Statistics suggest that over the last four years, Tamil Nadu has a much better track record at successful liver transplants than Maharashtra.

In 2012, between June 15 and June 30, as many as five liver transplant surgeries were conducted in Tamil Nadu. On the contrary, Maharashtra has not seen a single liver transplant surgery since the last two months.

Sixty-one-year-old Kurla resident, Saiyedda Begum, shifted base to Chennai last year after waiting for three years in Mumbai to receive a liver transplant. Over the years, Begum’s liver deteriorated after a Hepatitis B virus attack, which she had contracted in the 1990s due to faulty blood transfusion during a surgery. Until last year, close to 95% of her liver was damaged. The doctors warned her family that she would succumb unless a liver transplant was performed within four months.

“For more than a year since we registered in Mumbai, there was no sign of receiving a cadaver donation (organ of a brain dead person). Within four days of registration in Tamil Nadu, a cadaver liver was made available and my mother’s life was  saved,” said Saiyedda’s son, Amjad.

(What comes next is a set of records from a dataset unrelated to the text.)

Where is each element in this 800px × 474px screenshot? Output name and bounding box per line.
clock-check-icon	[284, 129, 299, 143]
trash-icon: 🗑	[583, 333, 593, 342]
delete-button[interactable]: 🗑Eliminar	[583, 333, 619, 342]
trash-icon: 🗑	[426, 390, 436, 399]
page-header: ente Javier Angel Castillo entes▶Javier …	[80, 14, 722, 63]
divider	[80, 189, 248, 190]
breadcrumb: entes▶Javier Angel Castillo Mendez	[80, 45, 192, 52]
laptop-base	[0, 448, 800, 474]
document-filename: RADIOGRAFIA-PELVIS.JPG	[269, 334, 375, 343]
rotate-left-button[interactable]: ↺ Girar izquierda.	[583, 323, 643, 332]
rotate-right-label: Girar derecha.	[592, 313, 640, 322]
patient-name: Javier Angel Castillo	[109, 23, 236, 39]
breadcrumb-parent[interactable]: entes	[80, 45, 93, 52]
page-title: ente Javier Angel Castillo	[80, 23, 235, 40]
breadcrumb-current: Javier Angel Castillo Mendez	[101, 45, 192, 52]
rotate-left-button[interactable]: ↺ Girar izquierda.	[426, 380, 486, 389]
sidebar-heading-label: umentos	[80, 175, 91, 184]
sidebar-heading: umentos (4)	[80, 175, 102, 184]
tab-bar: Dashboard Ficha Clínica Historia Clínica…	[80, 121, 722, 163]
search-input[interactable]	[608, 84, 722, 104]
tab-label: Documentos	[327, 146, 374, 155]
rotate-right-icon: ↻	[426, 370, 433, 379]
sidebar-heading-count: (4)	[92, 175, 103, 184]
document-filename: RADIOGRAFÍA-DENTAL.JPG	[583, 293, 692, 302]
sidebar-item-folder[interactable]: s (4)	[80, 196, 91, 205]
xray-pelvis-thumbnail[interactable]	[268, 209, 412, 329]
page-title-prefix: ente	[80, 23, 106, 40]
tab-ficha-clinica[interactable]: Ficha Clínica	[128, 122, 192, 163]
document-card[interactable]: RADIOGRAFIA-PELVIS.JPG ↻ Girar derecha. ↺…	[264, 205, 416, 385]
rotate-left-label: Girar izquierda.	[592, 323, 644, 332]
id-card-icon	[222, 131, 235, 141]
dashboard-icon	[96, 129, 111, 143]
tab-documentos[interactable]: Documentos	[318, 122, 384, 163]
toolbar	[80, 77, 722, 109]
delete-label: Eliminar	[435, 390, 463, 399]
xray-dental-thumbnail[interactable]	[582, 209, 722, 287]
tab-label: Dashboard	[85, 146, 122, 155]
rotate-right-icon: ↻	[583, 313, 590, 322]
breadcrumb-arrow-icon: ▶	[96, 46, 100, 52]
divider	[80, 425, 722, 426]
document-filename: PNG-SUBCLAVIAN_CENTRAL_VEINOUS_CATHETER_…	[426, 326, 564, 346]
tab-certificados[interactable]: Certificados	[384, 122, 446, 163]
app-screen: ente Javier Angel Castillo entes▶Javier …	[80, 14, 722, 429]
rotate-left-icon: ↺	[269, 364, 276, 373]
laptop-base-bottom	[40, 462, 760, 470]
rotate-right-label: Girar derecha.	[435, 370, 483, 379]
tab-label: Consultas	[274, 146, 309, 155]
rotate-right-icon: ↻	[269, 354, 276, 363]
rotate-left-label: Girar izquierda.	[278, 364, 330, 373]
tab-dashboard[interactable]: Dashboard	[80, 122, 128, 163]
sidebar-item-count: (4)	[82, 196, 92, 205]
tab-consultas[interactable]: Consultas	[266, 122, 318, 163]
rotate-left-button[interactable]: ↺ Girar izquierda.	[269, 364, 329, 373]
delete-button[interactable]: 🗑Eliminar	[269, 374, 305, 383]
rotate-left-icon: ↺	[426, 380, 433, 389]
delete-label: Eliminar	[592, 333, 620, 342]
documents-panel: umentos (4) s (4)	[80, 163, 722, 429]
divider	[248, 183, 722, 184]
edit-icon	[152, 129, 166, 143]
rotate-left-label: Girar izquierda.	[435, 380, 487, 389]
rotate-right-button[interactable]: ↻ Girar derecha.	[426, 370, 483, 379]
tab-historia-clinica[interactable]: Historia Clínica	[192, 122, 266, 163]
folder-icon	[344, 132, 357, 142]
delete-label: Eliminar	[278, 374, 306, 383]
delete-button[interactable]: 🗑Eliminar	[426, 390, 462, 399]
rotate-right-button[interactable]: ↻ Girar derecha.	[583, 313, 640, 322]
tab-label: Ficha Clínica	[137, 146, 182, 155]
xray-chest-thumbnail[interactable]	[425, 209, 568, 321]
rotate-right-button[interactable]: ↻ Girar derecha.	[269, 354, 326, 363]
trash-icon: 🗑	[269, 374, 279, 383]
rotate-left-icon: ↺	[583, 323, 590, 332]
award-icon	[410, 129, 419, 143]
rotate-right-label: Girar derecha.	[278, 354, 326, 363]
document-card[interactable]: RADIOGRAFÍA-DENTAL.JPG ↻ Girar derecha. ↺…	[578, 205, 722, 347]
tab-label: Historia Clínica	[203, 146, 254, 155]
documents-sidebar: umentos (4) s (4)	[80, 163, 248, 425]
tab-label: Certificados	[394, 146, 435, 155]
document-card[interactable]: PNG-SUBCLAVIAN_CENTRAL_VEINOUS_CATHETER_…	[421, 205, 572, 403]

Dr Gustad Daver, president of executive council, zonal transplant coordination committee in Mumbai, said, “Patients move down south in anticipation of obtaining a quicker transplant, as the waiting period for receiving the organ in Maharashtra in longer. Identification of brain stem deaths and convincing the family of a deceased to donate is practised in hospitals down south. People in Tamil Nadu agree to donate their deceased kin’s organs out of social responsibility.”